TikTok, formerly known as Musical.ly, is currently taking over the free time of WHS students, as they’re spending hours browsing viral videos and creating their own content. Some people solely use TikTok to watch the comical and creative videos. However, for others, their goal is to rise to fame through their own videos, ultimately making it onto the esteemed “For You” page.

On the homepage of TikTok, the “For You” page contains most of the current viral videos, and its algorithm pinpoints the right videos for you, making you want to scroll for more. Additionally, you can create your own network of friends by following your choice of creators.

A recent article from CNN reported that TikTok has approximately 1 billion users, substantially more users than Twitter. Teens are now focusing on TikTok rather than other social media platforms because it’s interactive, relatable and overall, entertaining.

“I just like scrolling through [the “For You” page] and seeing crazy people doing stupid things,” said senior Liz Rosenberg. “I just enjoy watching it and laughing. It’s really fun for me.”

While some call themselves frequent viewers, others are in front of the camera like senior Georgia Rosenthal: “I recently began using TikTok as a joke. However, I started to make a lot of videos and dis- covered the editing tools and began to have so much fun creating content.”

Similarly, senior Maddy Stack said, “Instead of doing homework or college applications, I’ll be like ‘okay, I’ll learn a dance instead.’”

On TikTok, there are many songs and dances that users enjoy and eventually master. TikTok dances and references are ubiquitous throughout the halls of WHS. However, trends only stay for so long — then new ones come along that people think are more interesting and relevant.
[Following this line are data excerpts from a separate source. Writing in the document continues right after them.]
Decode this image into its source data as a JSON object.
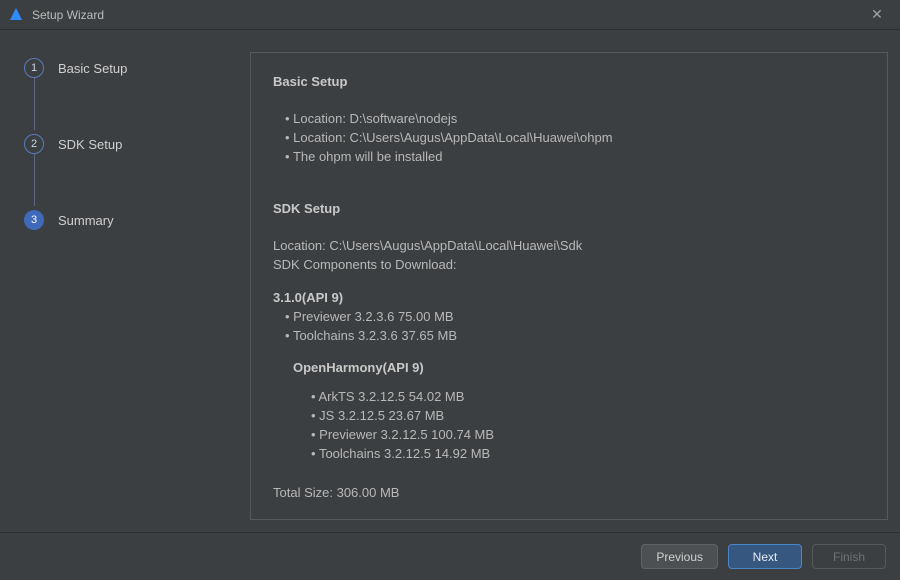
{
  "window": {
    "title": "Setup Wizard"
  },
  "steps": [
    {
      "num": "1",
      "label": "Basic Setup"
    },
    {
      "num": "2",
      "label": "SDK Setup"
    },
    {
      "num": "3",
      "label": "Summary"
    }
  ],
  "summary": {
    "basic": {
      "heading": "Basic Setup",
      "items": [
        "Location: D:\\software\\nodejs",
        "Location: C:\\Users\\Augus\\AppData\\Local\\Huawei\\ohpm",
        "The ohpm will be installed"
      ]
    },
    "sdk": {
      "heading": "SDK Setup",
      "location": "Location: C:\\Users\\Augus\\AppData\\Local\\Huawei\\Sdk",
      "components_label": "SDK Components to Download:",
      "version_heading": "3.1.0(API 9)",
      "top_items": [
        "Previewer  3.2.3.6  75.00 MB",
        "Toolchains  3.2.3.6  37.65 MB"
      ],
      "subgroup_heading": "OpenHarmony(API 9)",
      "sub_items": [
        "ArkTS  3.2.12.5  54.02 MB",
        "JS  3.2.12.5  23.67 MB",
        "Previewer  3.2.12.5  100.74 MB",
        "Toolchains  3.2.12.5  14.92 MB"
      ],
      "total": "Total Size: 306.00 MB"
    }
  },
  "footer": {
    "previous": "Previous",
    "next": "Next",
    "finish": "Finish"
  }
}
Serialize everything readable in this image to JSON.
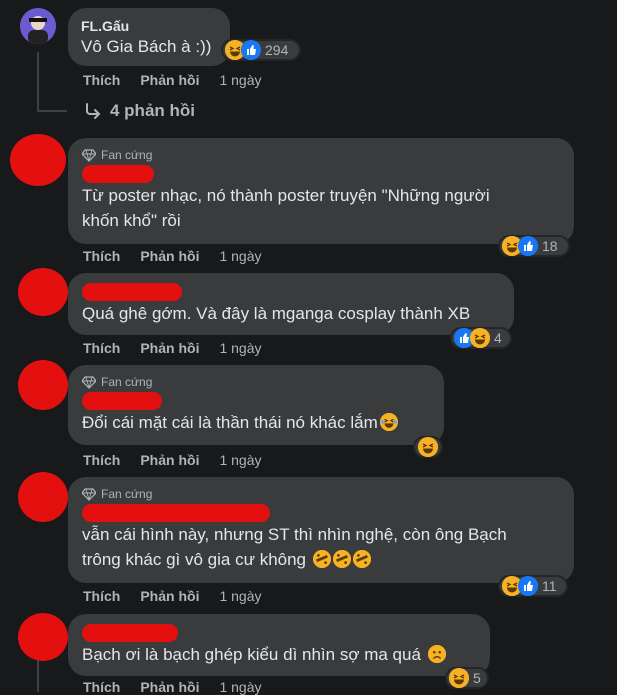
{
  "colors": {
    "background": "#18191a",
    "bubble": "#3a3b3c",
    "text": "#e4e6eb",
    "muted": "#b0b3b8",
    "redaction": "#e4100f",
    "like": "#1877f2",
    "haha": "#f7b125"
  },
  "labels": {
    "like": "Thích",
    "reply": "Phản hồi",
    "fan_badge": "Fan cứng"
  },
  "comments": [
    {
      "author": "FL.Gấu",
      "text": "Vô Gia Bách à :))",
      "time": "1 ngày",
      "reactions": [
        "haha-icon",
        "like-icon"
      ],
      "reaction_count": "294",
      "replies_label": "4 phản hồi"
    },
    {
      "author": "",
      "badge": true,
      "text": "Từ poster nhạc, nó thành poster truyện \"Những người\nkhốn khổ\" rồi",
      "time": "1 ngày",
      "reactions": [
        "haha-icon",
        "like-icon"
      ],
      "reaction_count": "18"
    },
    {
      "author": "",
      "badge": false,
      "text": "Quá ghê gớm. Và đây là mganga cosplay thành XB",
      "time": "1 ngày",
      "reactions": [
        "like-icon",
        "haha-icon"
      ],
      "reaction_count": "4"
    },
    {
      "author": "",
      "badge": true,
      "text": "Đổi cái mặt cái là thần thái nó khác lắm",
      "inline_emojis": [
        "crying-laugh-emoji"
      ],
      "time": "1 ngày",
      "reactions": [
        "haha-icon"
      ],
      "reaction_count": ""
    },
    {
      "author": "",
      "badge": true,
      "text": "vẫn cái hình này, nhưng ST thì nhìn nghệ, còn ông Bạch\ntrông khác gì vô gia cư không",
      "inline_emojis": [
        "rofl-emoji",
        "rofl-emoji",
        "rofl-emoji"
      ],
      "time": "1 ngày",
      "reactions": [
        "haha-icon",
        "like-icon"
      ],
      "reaction_count": "11"
    },
    {
      "author": "",
      "badge": false,
      "text": "Bạch ơi là bạch ghép kiểu dì nhìn sợ ma quá",
      "inline_emojis": [
        "worried-emoji"
      ],
      "time": "1 ngày",
      "reactions": [
        "haha-icon"
      ],
      "reaction_count": "5"
    }
  ]
}
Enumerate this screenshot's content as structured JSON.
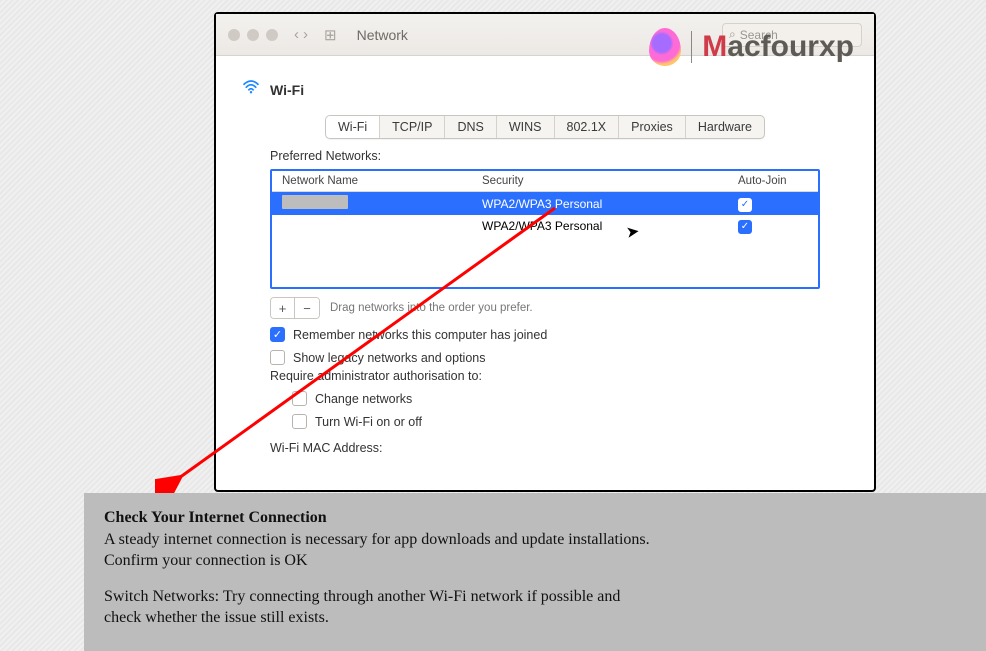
{
  "window": {
    "title": "Network",
    "search_placeholder": "Search"
  },
  "brand": {
    "m": "M",
    "rest": "acfourxp"
  },
  "section_title": "Wi-Fi",
  "tabs": [
    "Wi-Fi",
    "TCP/IP",
    "DNS",
    "WINS",
    "802.1X",
    "Proxies",
    "Hardware"
  ],
  "table": {
    "label": "Preferred Networks:",
    "headers": {
      "name": "Network Name",
      "security": "Security",
      "auto": "Auto-Join"
    },
    "rows": [
      {
        "name": "",
        "security": "WPA2/WPA3 Personal",
        "auto": true,
        "selected": true
      },
      {
        "name": "",
        "security": "WPA2/WPA3 Personal",
        "auto": true,
        "selected": false
      }
    ],
    "drag_hint": "Drag networks into the order you prefer."
  },
  "plus": "+",
  "minus": "−",
  "options": {
    "remember": {
      "label": "Remember networks this computer has joined",
      "checked": true
    },
    "legacy": {
      "label": "Show legacy networks and options",
      "checked": false
    },
    "admin_label": "Require administrator authorisation to:",
    "change": {
      "label": "Change networks",
      "checked": false
    },
    "turn": {
      "label": "Turn Wi-Fi on or off",
      "checked": false
    }
  },
  "mac_label": "Wi-Fi MAC Address:",
  "caption": {
    "h1": "Check Your Internet Connection",
    "l1": "A steady internet connection is necessary for app downloads and update installations.",
    "l2": "Confirm your connection is OK",
    "l3": "Switch Networks: Try connecting through another Wi-Fi network if possible and",
    "l4": "check whether the issue still exists."
  }
}
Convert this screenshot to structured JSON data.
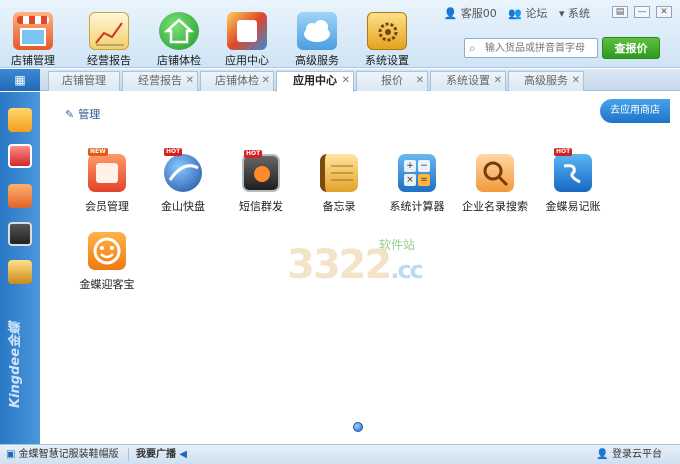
{
  "toolbar": {
    "items": [
      {
        "label": "店铺管理",
        "icon": "store-icon"
      },
      {
        "label": "经营报告",
        "icon": "report-chart-icon"
      },
      {
        "label": "店铺体检",
        "icon": "house-check-icon"
      },
      {
        "label": "应用中心",
        "icon": "app-center-icon"
      },
      {
        "label": "高级服务",
        "icon": "cloud-icon"
      },
      {
        "label": "系统设置",
        "icon": "settings-box-icon"
      }
    ],
    "links": [
      "客服00",
      "论坛",
      "系统"
    ],
    "search_placeholder": "输入货品或拼音首字母",
    "search_button": "查报价"
  },
  "tabs": [
    {
      "label": "店铺管理",
      "closable": false
    },
    {
      "label": "经营报告",
      "closable": true
    },
    {
      "label": "店铺体检",
      "closable": true
    },
    {
      "label": "应用中心",
      "closable": true,
      "active": true
    },
    {
      "label": "报价",
      "closable": true
    },
    {
      "label": "系统设置",
      "closable": true
    },
    {
      "label": "高级服务",
      "closable": true
    }
  ],
  "sidebar": {
    "brand": "Kingdee金蝶"
  },
  "main": {
    "breadcrumb": "管理",
    "store_button": "去应用商店",
    "apps": [
      {
        "label": "会员管理",
        "icon": "member-card-icon",
        "badge": "NEW"
      },
      {
        "label": "金山快盘",
        "icon": "kuaipan-globe-icon",
        "badge": "HOT"
      },
      {
        "label": "短信群发",
        "icon": "sms-phone-icon",
        "badge": "HOT"
      },
      {
        "label": "备忘录",
        "icon": "memo-notebook-icon",
        "badge": ""
      },
      {
        "label": "系统计算器",
        "icon": "calculator-icon",
        "badge": ""
      },
      {
        "label": "企业名录搜索",
        "icon": "directory-search-icon",
        "badge": ""
      },
      {
        "label": "金蝶易记账",
        "icon": "kingdee-account-icon",
        "badge": "HOT"
      },
      {
        "label": "金蝶迎客宝",
        "icon": "smiley-icon",
        "badge": ""
      }
    ],
    "watermark": "3322",
    "watermark_suffix": ".cc",
    "watermark_cn": "软件站"
  },
  "statusbar": {
    "left": "金蝶智慧记服装鞋帽版",
    "broadcast": "我要广播",
    "right": "登录云平台"
  },
  "colors": {
    "accent": "#1f69b8",
    "search_button": "#2e9a1f",
    "hot_badge": "#d61f1f"
  }
}
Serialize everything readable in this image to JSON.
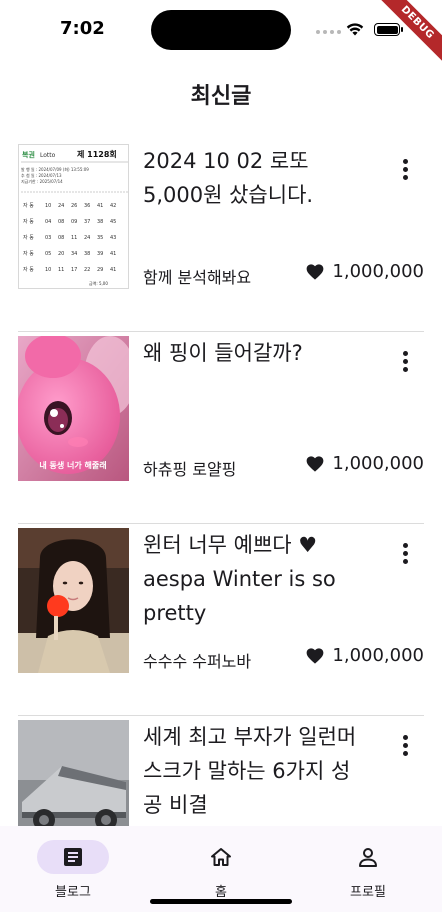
{
  "status_bar": {
    "time": "7:02"
  },
  "debug_banner": "DEBUG",
  "app_bar": {
    "title": "최신글"
  },
  "posts": [
    {
      "title": "2024 10 02 로또 5,000원 샀습니다.",
      "author": "함께 분석해봐요",
      "likes": "1,000,000"
    },
    {
      "title": "왜 핑이 들어갈까?",
      "author": "하츄핑 로얄핑",
      "likes": "1,000,000"
    },
    {
      "title": "윈터 너무 예쁘다 ♥ aespa Winter is so pretty",
      "author": "수수수 수퍼노바",
      "likes": "1,000,000"
    },
    {
      "title": "세계 최고 부자가 일런머스크가 말하는 6가지 성공 비결",
      "author": "",
      "likes": ""
    }
  ],
  "thumbs": {
    "lotto": {
      "logo": "복권",
      "brand": "Lotto",
      "round": "제 1128회",
      "lines": [
        "발 행 일 : 2024/07/09 (화) 13:55:09",
        "추 첨 일 : 2024/07/13",
        "지급기한 : 2025/07/14"
      ],
      "rows": [
        [
          "자 동",
          "10",
          "24",
          "26",
          "36",
          "41",
          "42"
        ],
        [
          "자 동",
          "04",
          "08",
          "09",
          "37",
          "38",
          "45"
        ],
        [
          "자 동",
          "03",
          "08",
          "11",
          "24",
          "35",
          "43"
        ],
        [
          "자 동",
          "05",
          "20",
          "34",
          "38",
          "39",
          "41"
        ],
        [
          "자 동",
          "10",
          "11",
          "17",
          "22",
          "29",
          "41"
        ]
      ],
      "amount": "금액: 5,00"
    },
    "ping_caption": "내 동생 너가 해줄래"
  },
  "bottom_nav": {
    "items": [
      {
        "label": "블로그",
        "icon": "article-icon",
        "active": true
      },
      {
        "label": "홈",
        "icon": "home-icon",
        "active": false
      },
      {
        "label": "프로필",
        "icon": "person-icon",
        "active": false
      }
    ]
  },
  "colors": {
    "nav_indicator": "#e8def8",
    "nav_background": "#fbf8fd",
    "debug": "#b4282a",
    "divider": "#dcdcdc"
  }
}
Current videos trending on TikTok are aspects related to school, standardized tests, and viral dances and songs. On TikTok, people turn their everyday life experiences into comedy. It appeals to many Gen Z users who can all relate to similar interests and attitudes towards these everyday events and circumstances, which helps these creators dominate the “For You” page and rack up thousands or millions of likes and comments on their videos.

Junior Giulia Giannetta has gone viral for making a lot of school related TikToks about AP U.S. History and Physics. Giannetta explained a trick she picked up from a Vice article on how to get on the “For You” page: “You have to post a video with [one of] the most popular sounds and then they will automatically put it on at least 100 people’s ‘For You’ pages and if they like [your video] then one hundred more people will see it.”

People spend a lot of time perfecting and creating a TikTok they want to go viral. “My favorite part of TikTok is the moment one of your videos makes it onto the ‘For You’ page. Your hard work finally pays off,” expressed junior Colby Shovlin.

Rosenberg has gone viral on TikTok multiple times, having racked up thousands of likes and views. After her first time going viral Rosenberg said, “I felt really empowered; I’m not gonna lie. It was really fun and me and my friends were all laughing about it and we were sending screenshots back and forth while watching the numbers go up.”

Some may wonder, can users pro t from their viral videos? Users can earn money when they start live streams, while some creators put their Venmo account in their pro le bios. “I’ve made about $5 [through TikTok] because I’ve gone live once or twice,” explained Rosenberg.

Some TikTok creators have now become verified on the app. Called “popular creators,” they make money from their followers and branded videos; no TikTok user from WHS has risen to this level of fame yet.

There are no signs of TikTok going away anytime soon, as it’s an addicting outlet for creativity and stress relief. “I love making videos with my friends and family,” said senior Riley Ciarletta. “When I think of an idea that no one else has done and it goes viral, it’s the best feeling ever.”